Date: Sun, 04 Jan 2026 13:40:29 -0300
On Sunday, 4 January 2026 13:11:15 Brasilia Standard Time Jason McKesson via
Std-Proposals wrote:
> Some things on your list don't declare a different entity. Default
> arguments don't make the entity different. But most of the ones on
> your list do denote different entities. If you change a non-template
> function into a template function, that *is* a fundamentally different
> entity. Changing the types of function arguments creates a different
> entity. Etc.
>
> I think it's wrong to consider changes that fundamentally create a
> different kind of entity to be "implementation details". You can think
> of them that way if you like, but as far as the language itself is
> concerned, those are different entities.
Strictly speaking, that's correct.
But in practice many a project relies on the ability to replace one entity
with another (or more than one, or replace multiple with one) while retaining
source-compatibility if not binary compatibility too.
We do in Qt.
> When the writer of a library has written their interface a certain
> way, whether they intended to or not, they have formed a contract
> between themselves and the caller that the interface may not be
> changed in any way that would represent a change in that entity. Or if
> they do change it, this constitutes a breaking change even if nobody
> actually gets broken by it.
And we have quite a few workarounds to that, though by strict interpretation
of the language the majority of them are ODR violations.
> The C++ standard has rules about how standard library interfaces are
> allowed to be written to permit a certain amount of variance in terms
> of implementations (particularly of overload sets).
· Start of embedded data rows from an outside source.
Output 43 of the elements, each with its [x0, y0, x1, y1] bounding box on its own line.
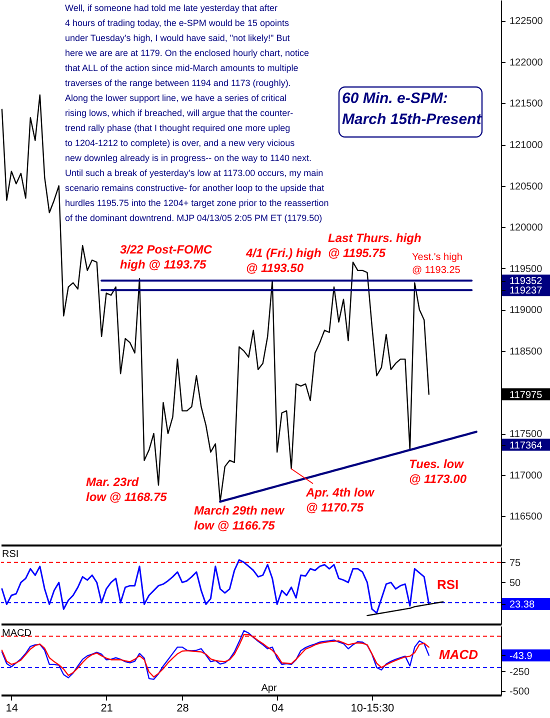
- series-label: MACD: [439, 647, 479, 662]
- annotation: March 29th new low @ 1166.75: [194, 504, 285, 533]
- annotation: Mar. 23rd low @ 1168.75: [86, 475, 168, 504]
- x-tick-label: 10-15:30: [350, 702, 394, 714]
- x-tick-label: 04: [271, 702, 284, 714]
- y-tick-label: -43.9: [510, 650, 533, 662]
- annotation: Yest.'s high @ 1193.25: [412, 252, 462, 276]
- y-tick-label: 117500: [510, 429, 543, 440]
- y-tick-label: 119237: [510, 286, 543, 297]
- y-tick-label: 119500: [510, 264, 543, 275]
- line-series: [366, 601, 444, 616]
- y-tick-label: 117000: [510, 470, 543, 482]
- chart-title: MACD: [2, 628, 32, 639]
- x-tick-label: 14: [6, 702, 18, 714]
- y-tick-label: 117364: [510, 440, 543, 452]
- y-tick-label: -250: [510, 666, 530, 678]
- annotation: Apr. 4th low @ 1170.75: [305, 486, 375, 515]
- x-tick-label: 28: [176, 702, 189, 714]
- line-series: [219, 430, 478, 503]
- annotation: 3/22 Post-FOMC high @ 1193.75: [120, 242, 212, 272]
- text: 60 Min. e-SPM: March 15th-Present: [342, 90, 482, 128]
- y-tick-label: 120500: [510, 181, 544, 192]
- annotation: Apr: [261, 683, 278, 694]
- y-tick-label: -500: [510, 686, 530, 698]
- series-label: RSI: [437, 577, 459, 592]
- y-tick-label: 119000: [510, 305, 543, 316]
- y-tick-label: 121500: [510, 98, 544, 110]
- y-tick-label: 122000: [510, 57, 544, 68]
- y-tick-label: 122500: [510, 16, 544, 28]
- y-tick-label: 116500: [510, 512, 543, 523]
- y-tick-label: 117975: [510, 390, 543, 401]
- y-tick-label: 75: [510, 558, 522, 569]
- y-tick-label: 23.38: [510, 599, 535, 610]
- y-tick-label: 118500: [510, 346, 543, 358]
- x-tick-label: 21: [100, 702, 113, 714]
- y-tick-label: 121000: [510, 140, 544, 152]
- y-tick-label: 119352: [510, 276, 543, 288]
- annotation: 4/1 (Fri.) high @ 1193.50: [245, 246, 322, 275]
- annotation: Tues. low @ 1173.00: [409, 457, 467, 486]
- y-tick-label: 50: [510, 578, 522, 589]
- chart-title: RSI: [2, 549, 19, 560]
- text: Well, if someone had told me late yesterday that after 4 hours of trading today, the e-SPM would be 15 opoints under Tuesday's high, I would have said, "not likely!" But here we are are at 1179. On the enclosed hourly chart, notice that ALL of the action since mid-March amounts to multiple traverses of the range between 1194 and 1173 (roughly). Along the lower support line, we have a series of critical rising lows, which if breached, will argue that the counter- trend rally phase (that I thought required one more upleg to 1204-1212 to complete) is over, and a new very vicious new downleg already is in progress-- on the way to 1140 next. Until such a break of yesterday's low at 1173.00 occurs, my main scenario remains constructive- for another loop to the upside that hurdles 1195.75 into the 1204+ target zone prior to the reassertion of the dominant downtrend. MJP 04/13/05 2:05 PM ET (1179.50): [65, 3, 329, 223]
- y-tick-label: 120000: [510, 222, 544, 234]
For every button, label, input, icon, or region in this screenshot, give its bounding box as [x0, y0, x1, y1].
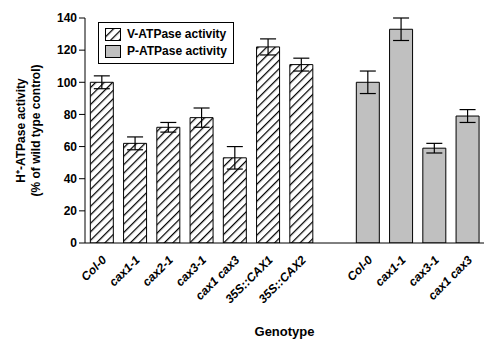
- svg-text:20: 20: [64, 204, 78, 218]
- svg-text:Genotype: Genotype: [255, 324, 315, 339]
- svg-text:cax3-1: cax3-1: [405, 252, 442, 290]
- svg-text:Col-0: Col-0: [78, 253, 109, 284]
- svg-text:cax1-1: cax1-1: [372, 253, 409, 290]
- svg-text:40: 40: [64, 172, 78, 186]
- svg-text:cax2-1: cax2-1: [140, 253, 177, 290]
- svg-text:0: 0: [70, 236, 77, 250]
- svg-text:60: 60: [64, 140, 78, 154]
- html-text:V-ATPase activity: V-ATPase activity: [127, 27, 227, 41]
- svg-text:cax1 cax3: cax1 cax3: [425, 253, 475, 303]
- svg-text:140: 140: [57, 11, 77, 25]
- svg-text:Col-0: Col-0: [344, 253, 375, 284]
- svg-text:H⁺-ATPase activity(% of wild t: H⁺-ATPase activity(% of wild type contro…: [14, 65, 43, 197]
- svg-text:35S::CAX1: 35S::CAX1: [222, 252, 276, 307]
- svg-text:cax1-1: cax1-1: [106, 253, 143, 290]
- svg-text:cax1 cax3: cax1 cax3: [192, 252, 243, 303]
- svg-text:cax3-1: cax3-1: [172, 252, 210, 290]
- svg-text:100: 100: [57, 76, 77, 90]
- svg-text:120: 120: [57, 43, 77, 57]
- svg-text:80: 80: [64, 108, 78, 122]
- svg-text:35S::CAX2: 35S::CAX2: [256, 253, 310, 307]
- html-text:P-ATPase activity: P-ATPase activity: [127, 44, 227, 58]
But unless that
> kind of rule is a part of the documentation of the library in
> question, the way you write a function is baked into that interface.
Which is why things need to be documented how they ought to be used, not how
the implementation happens to exist. Depending on implementation details is
not conducive to long-term mental health.
> I'm not familiar with Kotlin, but most of the languages I'm familiar
> with that have named arguments treat them as a fundamental,
> unchangeable property of that entity. As fundamental a property of an
> entity as its parameter list.
That's good, should be what we aim for, and what we would have in a green field
scenario. The problem is that we are not in a green field.
We have existing libraries, many of which use uglified parameter names for
reasons (mostly two I can think of: to avoid clashes with macro and to avoid
identifier-shadowing warnings). It might be possible to fix the implementations
to have clean names, but it's not going to be everywhere nor will it happen
overnight.
We need a transition plan. That may be attributes for the cases where macros
aren't the issue. I don't see how to solve this for macros without imposing
parsing changes to the preprocessor, short of Modules (another thing we have
no transition plan for).
Std-Proposals wrote:
> Some things on your list don't declare a different entity. Default
> arguments don't make the entity different. But most of the ones on
> your list do denote different entities. If you change a non-template
> function into a template function, that *is* a fundamentally different
> entity. Changing the types of function arguments creates a different
> entity. Etc.
>
> I think it's wrong to consider changes that fundamentally create a
> different kind of entity to be "implementation details". You can think
> of them that way if you like, but as far as the language itself is
> concerned, those are different entities.
Strictly speaking, that's correct.
But in practice many a project relies on the ability to replace one entity
with another (or more than one, or replace multiple with one) while retaining
source-compatibility if not binary compatibility too.
We do in Qt.
> When the writer of a library has written their interface a certain
> way, whether they intended to or not, they have formed a contract
> between themselves and the caller that the interface may not be
> changed in any way that would represent a change in that entity. Or if
> they do change it, this constitutes a breaking change even if nobody
> actually gets broken by it.
And we have quite a few workarounds to that, though by strict interpretation
of the language the majority of them are ODR violations.
> The C++ standard has rules about how standard library interfaces are
> allowed to be written to permit a certain amount of variance in terms
> of implementations (particularly of overload sets). But unless that
> kind of rule is a part of the documentation of the library in
> question, the way you write a function is baked into that interface.
Which is why things need to be documented how they ought to be used, not how
the implementation happens to exist. Depending on implementation details is
not conducive to long-term mental health.
> I'm not familiar with Kotlin, but most of the languages I'm familiar
> with that have named arguments treat them as a fundamental,
> unchangeable property of that entity. As fundamental a property of an
> entity as its parameter list.
That's good, should be what we aim for, and what we would have in a green field
scenario. The problem is that we are not in a green field.
We have existing libraries, many of which use uglified parameter names for
reasons (mostly two I can think of: to avoid clashes with macro and to avoid
identifier-shadowing warnings). It might be possible to fix the implementations
to have clean names, but it's not going to be everywhere nor will it happen
overnight.
We need a transition plan. That may be attributes for the cases where macros
aren't the issue. I don't see how to solve this for macros without imposing
parsing changes to the preprocessor, short of Modules (another thing we have
no transition plan for).
-- Thiago Macieira - thiago (AT) macieira.info - thiago (AT) kde.org Principal Engineer - Intel Data Center - Platform & Sys. Eng.